На следующее утро она пришла в контору театра, такую же вместительную и уютную, как курятник. Разумеется, над дверным косяком была прибита неизменная лошадиная подкова. Трамп сидел, печально подперев голову одной рукой, а другой гладил черного театрального кота Просперо.
– Сэм, я принимаю твое предложение… но с одним условием.
– Великолепно! – с восторгом воскликнул он, пропустив ее последние слова мимо ушей.
– Вот мое условие. Первое, что я сделаю в своем новом качестве, – это поставлю тебя на довольствие. Театр будет оплачивать тебе расходы на жизнь, но не на виски, пиво, шампанское и прочую выпивку.
Сэм ударил себя кулаком в грудь:
– О! «Больней, чем быть укушенным змеей, иметь неблагодарного ребенка…»[5]
– Сэм, я просто берусь вести дела театра. Или ты хочешь, чтобы я уехала?
– Нет! Нет!
– Тогда отныне ты на жалованье.
– Слушаю и повинуюсь, милая леди. – Сэм опустил голову, скрыв лунный камень в галстучной булавке.
ТЕТРАДЬ МАДЛЕН
Июль 1865-го. Мрачное настроение прошло. Тяжелая работа – отличное лекарство от уныния.
В штате продолжается суматоха. Временным губернатором теперь стал судья Перри. Он пообещал осуществить программу Джонсона и для этого назначил на тринадцатое сентября заседание конституционного конвента.
Генерал Гилмор из Хилтон-Хеда командует девятью военными округами, в каждом из которых стоит гарнизон Союза; их первоочередная задача – предупреждать межрасовые беспорядки. В нашем округе среди военных есть чернокожие, и многие мои соседи со злостью говорят, что от ниггеров теперь проходу нет. Думаю, так будет до тех пор, пока мы не разрешим все разногласия и не научимся жить в гармонии. Это мое сердце, Орри, а не мои предки привели меня к вере в то, что если Господь Всемогущий когда-то и задумал один эксперимент, по которому республика должна справедливости ради выполнить свое обещание и дать свободу всем людям, то этим экспериментом было деление людей по цвету кожи.
Бюро по делам освобожденных при военном министерстве начало работать. В нашем штате его представляет генерал Сакстон в Бофорте. Нуждающимся уже доставляют продукты…

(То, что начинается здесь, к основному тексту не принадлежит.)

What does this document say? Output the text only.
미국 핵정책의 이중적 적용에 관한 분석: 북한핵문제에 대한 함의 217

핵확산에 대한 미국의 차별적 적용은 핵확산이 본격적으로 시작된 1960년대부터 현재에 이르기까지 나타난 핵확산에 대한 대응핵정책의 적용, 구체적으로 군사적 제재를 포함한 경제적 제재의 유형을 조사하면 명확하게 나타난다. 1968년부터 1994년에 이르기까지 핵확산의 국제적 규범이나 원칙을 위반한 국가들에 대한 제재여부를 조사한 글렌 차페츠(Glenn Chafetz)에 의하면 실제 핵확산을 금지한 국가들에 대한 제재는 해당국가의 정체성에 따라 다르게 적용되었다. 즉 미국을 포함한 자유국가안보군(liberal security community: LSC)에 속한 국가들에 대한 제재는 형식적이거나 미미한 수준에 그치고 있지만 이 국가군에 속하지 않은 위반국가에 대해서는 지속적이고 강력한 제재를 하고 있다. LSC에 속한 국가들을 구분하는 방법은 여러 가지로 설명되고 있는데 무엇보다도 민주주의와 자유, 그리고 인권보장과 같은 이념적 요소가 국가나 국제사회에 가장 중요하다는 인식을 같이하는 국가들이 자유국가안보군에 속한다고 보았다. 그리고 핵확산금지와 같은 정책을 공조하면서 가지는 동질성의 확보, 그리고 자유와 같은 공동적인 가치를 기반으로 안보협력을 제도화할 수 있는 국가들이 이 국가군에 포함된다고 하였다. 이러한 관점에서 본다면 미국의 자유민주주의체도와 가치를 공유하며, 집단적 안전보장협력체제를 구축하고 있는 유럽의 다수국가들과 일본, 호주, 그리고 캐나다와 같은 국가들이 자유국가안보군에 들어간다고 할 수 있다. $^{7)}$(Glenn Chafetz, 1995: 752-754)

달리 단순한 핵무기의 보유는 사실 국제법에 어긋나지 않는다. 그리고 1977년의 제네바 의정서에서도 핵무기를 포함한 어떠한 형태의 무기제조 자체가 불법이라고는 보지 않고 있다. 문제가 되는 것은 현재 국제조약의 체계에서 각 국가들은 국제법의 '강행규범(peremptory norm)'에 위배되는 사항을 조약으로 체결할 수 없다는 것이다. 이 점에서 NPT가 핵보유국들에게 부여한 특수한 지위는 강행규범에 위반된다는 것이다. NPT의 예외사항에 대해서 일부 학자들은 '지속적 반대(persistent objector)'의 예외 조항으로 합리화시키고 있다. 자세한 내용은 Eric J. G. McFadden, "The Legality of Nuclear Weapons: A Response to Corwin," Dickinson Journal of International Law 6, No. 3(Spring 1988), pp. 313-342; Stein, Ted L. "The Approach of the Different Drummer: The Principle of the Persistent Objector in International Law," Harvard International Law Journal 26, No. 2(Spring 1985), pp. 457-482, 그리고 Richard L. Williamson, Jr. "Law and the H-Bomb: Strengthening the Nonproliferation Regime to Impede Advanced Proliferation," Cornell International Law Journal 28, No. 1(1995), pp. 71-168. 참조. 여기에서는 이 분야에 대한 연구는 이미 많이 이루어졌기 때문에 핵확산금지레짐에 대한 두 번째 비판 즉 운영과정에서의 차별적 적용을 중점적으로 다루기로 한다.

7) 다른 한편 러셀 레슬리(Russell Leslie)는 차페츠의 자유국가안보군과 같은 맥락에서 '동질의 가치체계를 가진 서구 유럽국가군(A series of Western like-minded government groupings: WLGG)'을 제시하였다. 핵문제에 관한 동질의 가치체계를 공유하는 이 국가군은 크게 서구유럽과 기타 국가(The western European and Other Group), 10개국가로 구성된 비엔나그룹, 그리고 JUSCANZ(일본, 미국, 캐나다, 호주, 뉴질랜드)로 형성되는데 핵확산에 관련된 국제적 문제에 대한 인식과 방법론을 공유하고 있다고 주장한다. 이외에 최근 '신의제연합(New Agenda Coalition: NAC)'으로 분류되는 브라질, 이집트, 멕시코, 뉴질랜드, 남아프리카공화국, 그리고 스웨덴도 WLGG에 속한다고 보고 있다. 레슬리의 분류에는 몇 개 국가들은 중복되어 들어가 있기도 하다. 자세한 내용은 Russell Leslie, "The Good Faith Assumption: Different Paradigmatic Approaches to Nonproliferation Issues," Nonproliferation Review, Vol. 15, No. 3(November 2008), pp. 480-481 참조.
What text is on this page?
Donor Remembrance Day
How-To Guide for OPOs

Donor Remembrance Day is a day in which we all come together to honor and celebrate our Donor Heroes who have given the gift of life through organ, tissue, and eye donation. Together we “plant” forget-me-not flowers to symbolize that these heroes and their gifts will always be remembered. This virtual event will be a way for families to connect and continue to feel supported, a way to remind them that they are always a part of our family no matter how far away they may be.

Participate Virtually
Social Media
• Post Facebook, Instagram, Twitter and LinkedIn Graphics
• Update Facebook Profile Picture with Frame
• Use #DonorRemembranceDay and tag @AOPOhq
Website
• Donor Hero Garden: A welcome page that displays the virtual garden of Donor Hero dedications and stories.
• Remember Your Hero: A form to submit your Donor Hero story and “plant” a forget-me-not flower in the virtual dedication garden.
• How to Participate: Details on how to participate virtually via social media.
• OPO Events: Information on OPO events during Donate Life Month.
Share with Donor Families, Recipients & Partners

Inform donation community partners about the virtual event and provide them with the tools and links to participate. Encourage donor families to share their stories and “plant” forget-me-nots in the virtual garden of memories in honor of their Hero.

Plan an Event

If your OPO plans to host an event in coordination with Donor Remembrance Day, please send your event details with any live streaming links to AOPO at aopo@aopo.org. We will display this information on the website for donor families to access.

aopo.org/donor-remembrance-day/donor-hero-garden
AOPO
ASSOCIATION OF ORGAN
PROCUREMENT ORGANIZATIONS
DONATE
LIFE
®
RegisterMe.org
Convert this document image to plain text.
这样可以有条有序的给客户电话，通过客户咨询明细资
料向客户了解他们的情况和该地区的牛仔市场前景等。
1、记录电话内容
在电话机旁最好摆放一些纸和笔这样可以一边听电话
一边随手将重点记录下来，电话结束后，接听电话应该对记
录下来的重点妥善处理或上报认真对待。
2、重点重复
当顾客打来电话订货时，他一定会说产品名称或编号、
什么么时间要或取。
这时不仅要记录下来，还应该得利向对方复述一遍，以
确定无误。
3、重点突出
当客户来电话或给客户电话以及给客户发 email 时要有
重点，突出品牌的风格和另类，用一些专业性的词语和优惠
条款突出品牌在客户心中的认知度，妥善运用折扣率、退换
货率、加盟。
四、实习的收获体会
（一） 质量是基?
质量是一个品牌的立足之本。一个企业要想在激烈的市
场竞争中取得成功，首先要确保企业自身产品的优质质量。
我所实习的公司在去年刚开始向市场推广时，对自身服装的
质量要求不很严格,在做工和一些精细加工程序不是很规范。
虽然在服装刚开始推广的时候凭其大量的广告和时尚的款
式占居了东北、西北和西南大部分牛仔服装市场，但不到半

От Купера пришло странное письмо. Он случайно встретился с неким неизвестным мне Дезмондом Ламоттом из Чарльстона. Этот Д. Л., учитель танцев по профессии, заявил, что Ламотты считают, будто бы я наставила рога Джастину, и жаждут отмщения. Не понимаю, как после стольких лишений и бед у кого-то еще находятся силы для такой лютой ненависти. Я бы сочла это известие смехотворным, но Купер просит отнестись к нему серьезно. Он думает, что этот Д. Л. – настоящий фанатик, а значит, может быть опасен. Не исключено, что он один из тех несчастных молодых людей, чьи души и рассудок искалечила война. Так что придется мне быть осмотрительнее с незнакомцами…
Стоит чудовищная жара. Но мы собрали первый урожай риса и выручили за него немного денег. Мало кто из негров пока хочет работать. Многие сейчас заняты тем, что сносят свои старые хижины на брошенных плантациях с нами по соседству, где они когда-то жили как рабы, чтобы построить новые дома, пусть даже маленькие и примитивные, но предназначенные для свободных людей.
Энди и Джейн продолжают настаивать на открытии школы для бывших рабов. Скоро приму решение. Нужно продумать все риски.
Вчера в поисках масла для лампы я отправилась в старую лавку на разъезде Саммертона. Я пошла туда более коротким путем, через наши прекрасные солончаки, тайными тропами, которые ты мне когда-то показал. На разъезде меня ждало печальное зрелище. Лавка братьев Геттис пока работает, но наверняка скоро закроется – полки там совсем пустые. Теперь это место лишь убежище для членов этой большой семьи, один из которых, какой-то глупый старик с мелкокалиберной винтовкой, охраняет их собственность…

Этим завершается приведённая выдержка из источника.